William Melvin Kelley © William Anderson

Danseurs sur le rivage est un recueil de nouvelles, de micro-récits parfois reliés entre eux par des échos, le retour de certains personnages, de certains noms, en tout cas de situations similaires qui dessinent le diagramme de relations de pouvoir, de domination, comme le plan d’une prison à l’air libre.

Les personnages principaux de ces nouvelles sont des personnes racisées, c’est-à-dire subissant le poids et les effets d’un système de domination fondé sur la « race » ou plutôt la « racialisation ». Les nouvelles se situent aux Etats Unis, dans les années 1960, après l’abolition de l’esclavage, sans doute à l’époque où a lieu la fin officielle de la ségrégation raciale de jure mais pas, bien sûr, de facto (le recueil a été publié aux USA en 1964). La narration privilégie le point de vue de ces personnages racisés, les récits, les sentiments, les sensations, les pensées étant ceux qui s’élaborent à l’intérieur du point de vue – point de vue en même temps pluriel – de celles et ceux qui subissent ce système de domination, cette hiérarchisation et discrimination racistes. Le monde, ici, est perçu et pensé par ceux et celles qui subissent un pouvoir raciste et discriminatoire, point de vue qui révèle ce pouvoir que ceux qui l’exercent ne perçoivent pas en tant quel mais pensent comme un ordre nécessaire du monde, son ordre « naturel », politiquement, socialement, anthropologiquement évident.

C’est cette évidence que William Melvin Kelley rend douteuse, questionne, trouble de l’intérieur en se plaçant au ras du quotidien, selon des situations et cas toujours singuliers, concrets, incarnés. Le parti pris de William Melvin Kelley consiste à exclure un point de vue qui serait surplombant, général et abstrait, pour développer des récits qui favorisent des points de vue situés, relatifs, dépendant des possibilités mais aussi des limites de tel ou tel individu. Si le racisme est systémique, il se révèle ici par ses effets sur des individus concrets, étant perçu et pensé non pas à partir d’un personnage omniscient, dont l’approche serait celle d’une analyse générale et abstraite, mais d’un être singulier, un corps et un esprit qui se débattent comme ils peuvent entre les murs virtuels de leur prison bien réelle.

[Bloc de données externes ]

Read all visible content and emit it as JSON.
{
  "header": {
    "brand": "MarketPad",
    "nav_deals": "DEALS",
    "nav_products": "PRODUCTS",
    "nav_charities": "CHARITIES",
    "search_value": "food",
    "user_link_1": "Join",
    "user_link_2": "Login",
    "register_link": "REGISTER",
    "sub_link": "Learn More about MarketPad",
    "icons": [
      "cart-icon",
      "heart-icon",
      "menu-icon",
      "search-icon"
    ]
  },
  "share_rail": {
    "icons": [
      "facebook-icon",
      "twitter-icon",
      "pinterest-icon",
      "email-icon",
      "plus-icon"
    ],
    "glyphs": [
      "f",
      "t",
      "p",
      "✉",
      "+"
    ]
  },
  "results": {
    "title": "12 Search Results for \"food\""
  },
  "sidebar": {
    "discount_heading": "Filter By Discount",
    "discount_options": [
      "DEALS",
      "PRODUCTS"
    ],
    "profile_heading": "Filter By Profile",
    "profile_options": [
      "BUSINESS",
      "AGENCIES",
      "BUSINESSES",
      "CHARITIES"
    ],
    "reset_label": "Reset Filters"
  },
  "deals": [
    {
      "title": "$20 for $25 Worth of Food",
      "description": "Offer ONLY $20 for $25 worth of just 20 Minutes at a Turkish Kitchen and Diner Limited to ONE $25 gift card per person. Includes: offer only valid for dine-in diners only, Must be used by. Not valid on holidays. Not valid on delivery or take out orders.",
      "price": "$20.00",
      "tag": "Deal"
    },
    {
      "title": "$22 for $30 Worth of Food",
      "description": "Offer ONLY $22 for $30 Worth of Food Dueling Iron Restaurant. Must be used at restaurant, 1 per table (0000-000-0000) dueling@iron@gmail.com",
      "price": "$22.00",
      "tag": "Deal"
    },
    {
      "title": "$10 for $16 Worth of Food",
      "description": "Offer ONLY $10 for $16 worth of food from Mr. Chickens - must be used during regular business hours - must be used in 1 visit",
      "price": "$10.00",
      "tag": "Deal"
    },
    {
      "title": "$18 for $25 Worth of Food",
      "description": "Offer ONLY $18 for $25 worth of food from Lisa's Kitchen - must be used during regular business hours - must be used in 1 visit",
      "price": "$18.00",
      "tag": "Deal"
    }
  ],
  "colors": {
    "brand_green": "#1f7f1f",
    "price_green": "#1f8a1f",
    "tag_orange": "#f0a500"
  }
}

William Melvin Kelley aborde le racisme et ses effets, par-delà une approche purement légaliste ou juridique, en tant que système de pouvoir qui imprègne les rapports sociaux comme les esprits et les corps, et qui évidemment les façonne encore après la fin officielle de l’esclavage ou de la ségrégation – les esprits et les corps dont il s’agit étant ceux des Blancs mais aussi ceux des Noirs : « A les voir, on aurait dit que quelqu’un leur avait caché qu’ils étaient libres depuis cent ans ». Dans Danseurs sur le rivage, le système raciste persiste dans les rapports sociaux autant que dans les psychismes et les corps, et c’est surtout cette persistance psychique et corporelle qui est mise en avant et explorée.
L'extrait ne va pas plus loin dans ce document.